A silence passed between them. Heavy.
“Elsa,” she called her name, blinking her tears away. Her grip on the doorknob once again tight, although not from fear this time but from pain, lose and grieve.
“I was a monster to you. I don’t want to ever be that again,” Elsa face was hard as she clenched and unclenched her fists by her sides. Then she let out a breath and continued. “I understand that you need to go back home but you will have to return without me.
“And what will I tell Aunt Alice?” Ivy forced out.
Tears were choking her throat. At this point, it even hurt to talk.
“It’s you,” Elsa chuckled, although her eyes were glimmering with unshed tears. “You’ll know what to say,” she shrugged.
“You are right,” Ivy tried to force a laugh to lighten up the mood but she just couldn’t.
“Promise me you won’t blame yourself for this again.”
“Elsa,” she said, looking down at the floor, her eyes blurry with tears she was trying to restrain.
“Just… please promise me.”
She looked up, nodding. “I do, I promise you.”
Ivy could control it no more and the tears flowed.
“Won’t you even let me hug you?”
Her hands tightened around the doorknob.
That was a risk she wasn’t willing to take.
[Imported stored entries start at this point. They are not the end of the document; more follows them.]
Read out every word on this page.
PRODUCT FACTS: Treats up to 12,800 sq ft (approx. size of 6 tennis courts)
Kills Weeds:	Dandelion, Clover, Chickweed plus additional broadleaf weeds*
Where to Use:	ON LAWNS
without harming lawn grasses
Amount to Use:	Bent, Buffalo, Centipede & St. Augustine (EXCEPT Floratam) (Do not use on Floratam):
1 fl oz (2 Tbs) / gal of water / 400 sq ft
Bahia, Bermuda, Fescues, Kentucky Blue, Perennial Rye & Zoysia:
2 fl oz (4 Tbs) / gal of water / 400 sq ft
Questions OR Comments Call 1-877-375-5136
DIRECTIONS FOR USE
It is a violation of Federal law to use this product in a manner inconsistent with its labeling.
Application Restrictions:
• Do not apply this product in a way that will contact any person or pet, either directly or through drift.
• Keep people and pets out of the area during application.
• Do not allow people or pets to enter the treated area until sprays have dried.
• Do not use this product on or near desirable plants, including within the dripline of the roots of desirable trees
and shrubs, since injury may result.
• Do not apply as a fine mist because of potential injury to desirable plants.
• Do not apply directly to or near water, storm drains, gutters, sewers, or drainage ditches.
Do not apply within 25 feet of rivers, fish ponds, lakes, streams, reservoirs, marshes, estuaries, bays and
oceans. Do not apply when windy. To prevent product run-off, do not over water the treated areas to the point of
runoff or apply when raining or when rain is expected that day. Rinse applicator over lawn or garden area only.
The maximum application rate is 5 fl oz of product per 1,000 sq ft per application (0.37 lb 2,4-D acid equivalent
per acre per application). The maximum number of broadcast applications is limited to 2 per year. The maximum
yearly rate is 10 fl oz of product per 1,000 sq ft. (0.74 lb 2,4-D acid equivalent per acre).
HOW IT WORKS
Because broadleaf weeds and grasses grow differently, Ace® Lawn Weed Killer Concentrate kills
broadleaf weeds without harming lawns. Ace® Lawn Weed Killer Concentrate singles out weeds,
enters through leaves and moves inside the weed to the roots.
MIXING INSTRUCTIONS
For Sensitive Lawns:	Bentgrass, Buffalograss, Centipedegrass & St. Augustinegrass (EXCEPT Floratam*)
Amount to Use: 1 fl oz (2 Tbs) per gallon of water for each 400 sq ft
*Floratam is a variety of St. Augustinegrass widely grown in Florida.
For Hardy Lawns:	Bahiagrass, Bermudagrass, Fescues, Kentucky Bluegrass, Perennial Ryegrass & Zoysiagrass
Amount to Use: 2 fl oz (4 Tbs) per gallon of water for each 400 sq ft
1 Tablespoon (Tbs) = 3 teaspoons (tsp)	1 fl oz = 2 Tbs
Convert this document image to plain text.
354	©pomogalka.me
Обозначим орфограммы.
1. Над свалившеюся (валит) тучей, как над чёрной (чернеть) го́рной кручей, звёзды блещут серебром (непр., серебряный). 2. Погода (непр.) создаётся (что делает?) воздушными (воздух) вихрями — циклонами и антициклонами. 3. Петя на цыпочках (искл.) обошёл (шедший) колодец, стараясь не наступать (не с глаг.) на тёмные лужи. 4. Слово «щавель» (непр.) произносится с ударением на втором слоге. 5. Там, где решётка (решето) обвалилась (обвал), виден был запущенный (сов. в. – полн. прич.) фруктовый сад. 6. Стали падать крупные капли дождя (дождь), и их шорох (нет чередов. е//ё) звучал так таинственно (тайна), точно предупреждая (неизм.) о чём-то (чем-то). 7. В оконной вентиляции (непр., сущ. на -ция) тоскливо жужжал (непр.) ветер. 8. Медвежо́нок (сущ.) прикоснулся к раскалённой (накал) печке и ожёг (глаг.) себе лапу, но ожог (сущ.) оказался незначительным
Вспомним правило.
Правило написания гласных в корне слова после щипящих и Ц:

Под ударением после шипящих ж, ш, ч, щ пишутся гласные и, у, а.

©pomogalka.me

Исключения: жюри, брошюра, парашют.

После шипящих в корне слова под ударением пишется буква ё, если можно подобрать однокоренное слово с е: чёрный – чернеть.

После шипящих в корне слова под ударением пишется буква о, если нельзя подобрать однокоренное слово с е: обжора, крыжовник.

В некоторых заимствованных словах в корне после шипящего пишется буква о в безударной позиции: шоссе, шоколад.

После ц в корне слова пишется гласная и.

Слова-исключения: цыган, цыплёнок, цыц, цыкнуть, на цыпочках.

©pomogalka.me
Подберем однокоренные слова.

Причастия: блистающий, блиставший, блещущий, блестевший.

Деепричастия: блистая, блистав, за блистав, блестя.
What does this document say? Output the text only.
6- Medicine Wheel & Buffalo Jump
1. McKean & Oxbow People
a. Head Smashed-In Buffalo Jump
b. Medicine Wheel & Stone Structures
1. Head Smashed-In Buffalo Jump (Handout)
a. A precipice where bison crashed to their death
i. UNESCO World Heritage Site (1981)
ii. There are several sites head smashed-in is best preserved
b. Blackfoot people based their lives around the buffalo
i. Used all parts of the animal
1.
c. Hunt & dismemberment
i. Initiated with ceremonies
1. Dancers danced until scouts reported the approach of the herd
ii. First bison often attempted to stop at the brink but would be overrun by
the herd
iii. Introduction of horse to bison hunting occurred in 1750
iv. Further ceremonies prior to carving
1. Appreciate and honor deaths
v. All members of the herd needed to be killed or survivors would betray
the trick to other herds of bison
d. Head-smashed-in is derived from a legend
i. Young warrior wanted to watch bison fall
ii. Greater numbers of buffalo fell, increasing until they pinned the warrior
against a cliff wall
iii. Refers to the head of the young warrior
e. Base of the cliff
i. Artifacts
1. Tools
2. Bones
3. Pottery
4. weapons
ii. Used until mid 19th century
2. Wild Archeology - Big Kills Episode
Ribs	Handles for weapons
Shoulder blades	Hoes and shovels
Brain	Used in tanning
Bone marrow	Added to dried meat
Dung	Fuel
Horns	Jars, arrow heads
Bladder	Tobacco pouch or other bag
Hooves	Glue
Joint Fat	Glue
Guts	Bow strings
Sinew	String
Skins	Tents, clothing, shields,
Her body was still shaky from the fear of the last time she had been close to her.
She looked up at her, pained to say the words but knowing that it was necessary still.
“I can’t.”
Elsa nodded in understanding, tears now flowing down her face. It was like as if that reg was the one that last straw.
“I love you.”
She said, then she picked up the bottle of wine she had brought along with her, popped it and poured it into one of the wine glasses she had placed gently on the floor a while ago.
After that, she drank all the wine in the wine glass in one gulp.
“Know it,” she ended and left, leaving the rest of the wine in the wine bottle and the other wine glass behind.
Ivy gave the wine bottle and the the glass a quick glance before closing the door, locking it, her hand still on the doorknob, her forehead pressed to the door as she sobbed quietly.
Just one night and everything had changed.